Important Safety Information
Do not prescribe NITYR to patients allergic to nitisinone or any other ingredients.
Warnings and Precautions:
Elevated Plasma Tyrosine Levels, Ocular Symptoms, Developmental Delay and Hyperkeratotic Plaques:
· Inadequate restriction of tyrosine and phenylalanine intake can lead to elevations in plasma tyrosine, which at levels above 500 micromol/L can result in ocular signs and symptoms including corneal ulcers, corneal opacities, keratitis, conjunctivitis, eye pain, and photophobia, intellectual disability and developmental delay or painful hyperkeratotic plaques on the soles and palms.
· Do not adjust the NITYR dosage in order to lower the plasma tyrosine concentration.
· Perform baseline ophthalmologic examination including slit-lamp examination prior to initiating treatment, and regularly during treatment. Reexamine patients if symptoms develop or tyrosine levels are > 500 micromol/L.
· Perform a clinical laboratory assessment, including plasma tyrosine levels, in patients with an abrupt change in neurologic status.
Leukopenia and Severe Thrombocytopenia Patients can develop leukopenia and severe thrombocytopenia: monitor platelet and white blood cell counts.
Most Common Adverse Reactions: The most common adverse reactions (≥1%) reported in patients with HT-1 taking nitisinone in the clinical trials are elevated tyrosine levels, thrombocytopenia, leukopenia, conjunctivitis, corneal opacity, keratitis, photophobia, eye pain, blepharitis, cataracts, granulocytopenia, epistaxis, pruritus, exfoliative dermatitis, dry skin, maculopapular rash and alopecia.
Nitisinone is a moderate CYP2C9 inhibitor, a weak CYP2E1 inducer and an inhibitor of OAT1/OAT3.
Potential clinical impact of concomitant administration with CYP2C9 Substrates: Increased systemic exposure of co-administered drugs metabolized by CYP2C9. Intervention: reduce the dosage of the co-administered drugs metabolized by CYP2C9 by half. Additional dosage adjustments may be needed to maintain therapeutic drug concentrations for narrow therapeutic index drugs.
- Potential clinical impact of concomitant administration with OAT1/OAT3 Substrates: Increased exposure of these co-administered drugs; monitor for potential adverse reactions.
Use in Specific Populations:
Pregnancy: Limited available data with nitisinone use in pregnant women are not sufficient to determine a drug-associated risk of adverse developmental outcomes.
Lactation: The developmental and health benefits of breastfeeding should be considered along with the mother’s clinical need for NITYR and any potential adverse effects on the breastfed infant from NITYR or from the underlying maternal condition.
Pediatric Use: The safety and effectiveness of nitisinone have been established in pediatric patients for the treatment of HT-1 in combination with dietary restriction of tyrosine and phenylalanine.
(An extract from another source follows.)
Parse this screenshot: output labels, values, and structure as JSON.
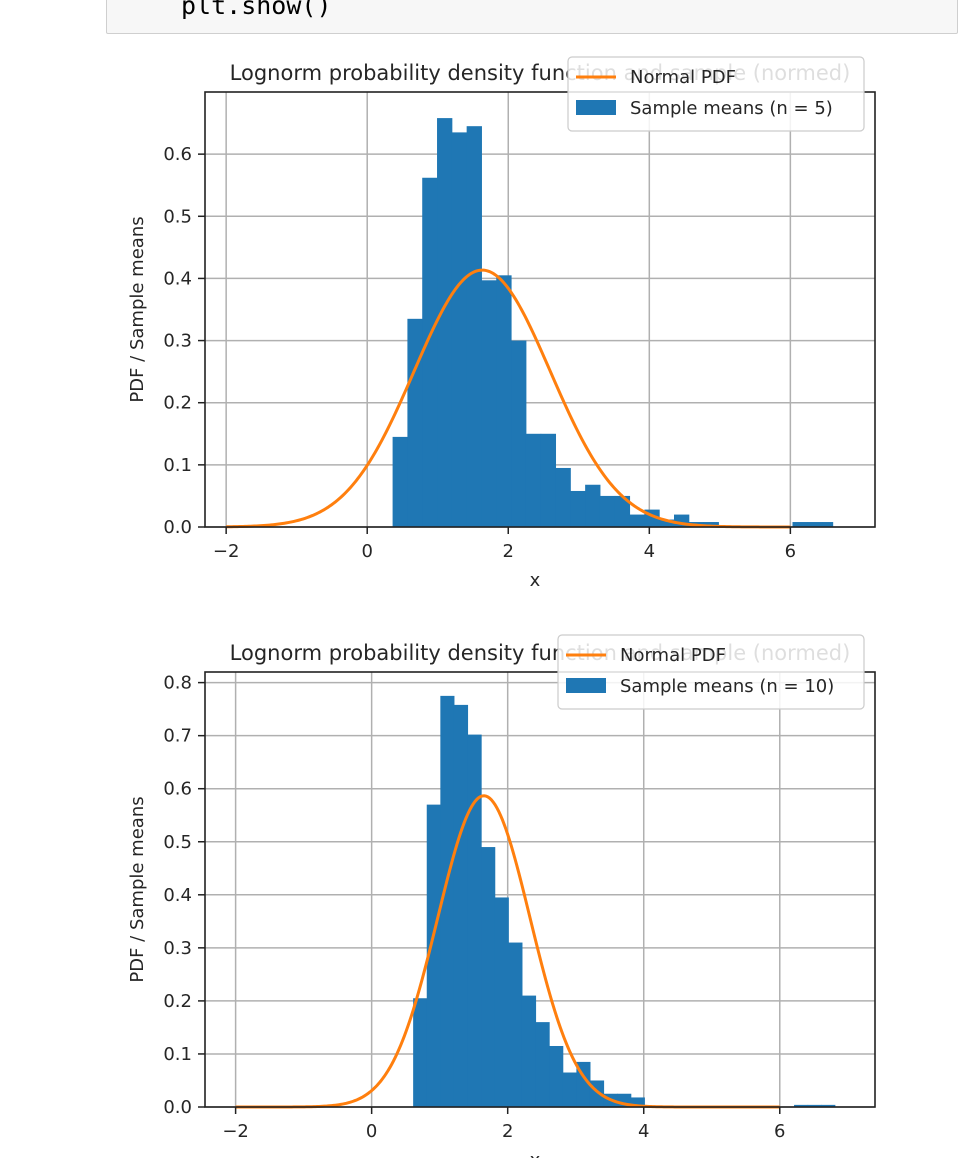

Use of NITYR in pediatric patients is supported by evidence from one open-label, uncontrolled clinical study conducted with another oral formulation of nitisinone in 207 patients with HT-1 ages 0 to 22 years (median age 9 months)
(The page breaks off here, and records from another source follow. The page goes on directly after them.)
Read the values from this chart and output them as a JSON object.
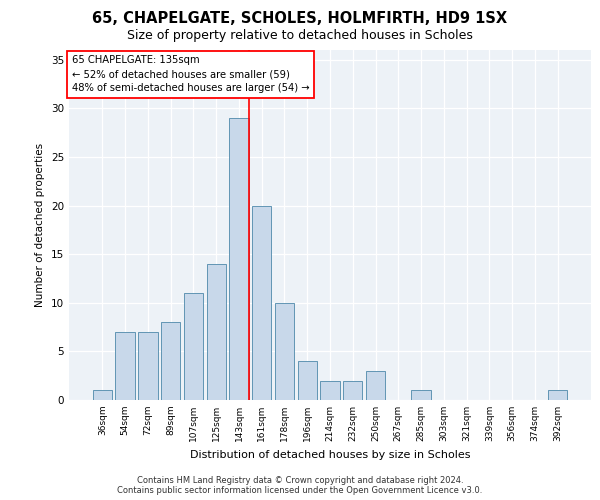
{
  "title1": "65, CHAPELGATE, SCHOLES, HOLMFIRTH, HD9 1SX",
  "title2": "Size of property relative to detached houses in Scholes",
  "xlabel": "Distribution of detached houses by size in Scholes",
  "ylabel": "Number of detached properties",
  "bar_labels": [
    "36sqm",
    "54sqm",
    "72sqm",
    "89sqm",
    "107sqm",
    "125sqm",
    "143sqm",
    "161sqm",
    "178sqm",
    "196sqm",
    "214sqm",
    "232sqm",
    "250sqm",
    "267sqm",
    "285sqm",
    "303sqm",
    "321sqm",
    "339sqm",
    "356sqm",
    "374sqm",
    "392sqm"
  ],
  "bar_values": [
    1,
    7,
    7,
    8,
    11,
    14,
    29,
    20,
    10,
    4,
    2,
    2,
    3,
    0,
    1,
    0,
    0,
    0,
    0,
    0,
    1
  ],
  "bar_color": "#c8d8ea",
  "bar_edge_color": "#4d88aa",
  "red_line_index": 6,
  "annotation_lines": [
    "65 CHAPELGATE: 135sqm",
    "← 52% of detached houses are smaller (59)",
    "48% of semi-detached houses are larger (54) →"
  ],
  "ylim": [
    0,
    36
  ],
  "yticks": [
    0,
    5,
    10,
    15,
    20,
    25,
    30,
    35
  ],
  "bg_color": "#edf2f7",
  "grid_color": "#ffffff",
  "footer_line1": "Contains HM Land Registry data © Crown copyright and database right 2024.",
  "footer_line2": "Contains public sector information licensed under the Open Government Licence v3.0."
}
Geriatric Use: Clinical studies of nitisinone did not include any subjects aged 65 and over. No pharmacokinetic studies of nitisinone have been performed in geriatric patients. In general, dose selection for an elderly patient should be cautious reflecting the greater frequency of decreased hepatic, renal, or cardiac function, and concomitant disease or other drug therapy in this patient population.
For more detailed information, please refer to the full Prescribing Information.
To report SUSPECTED ADVERSE REACTIONS contact Cycle Pharmaceuticals at 1-855-831-5413, or the FDA at: 1-800-FDA-1088 or www.fda.gov/medwatch.
*NITYR® (nitisinone) Tablets is approved in the USA, Australia, New Zealand, the Kingdom of Saudi Arabia, the Kingdom of Morocco and Israel in 2, 5 and 10 mg strengths and in the EU, Egypt and Chile in 10 mg strength. Cycle Pharmaceuticals’ nitisinone products are also approved under a different name, NITISINONE TABLETS, in Canada in 2, 5, and 10 mg strengths. Registration conditions differ internationally.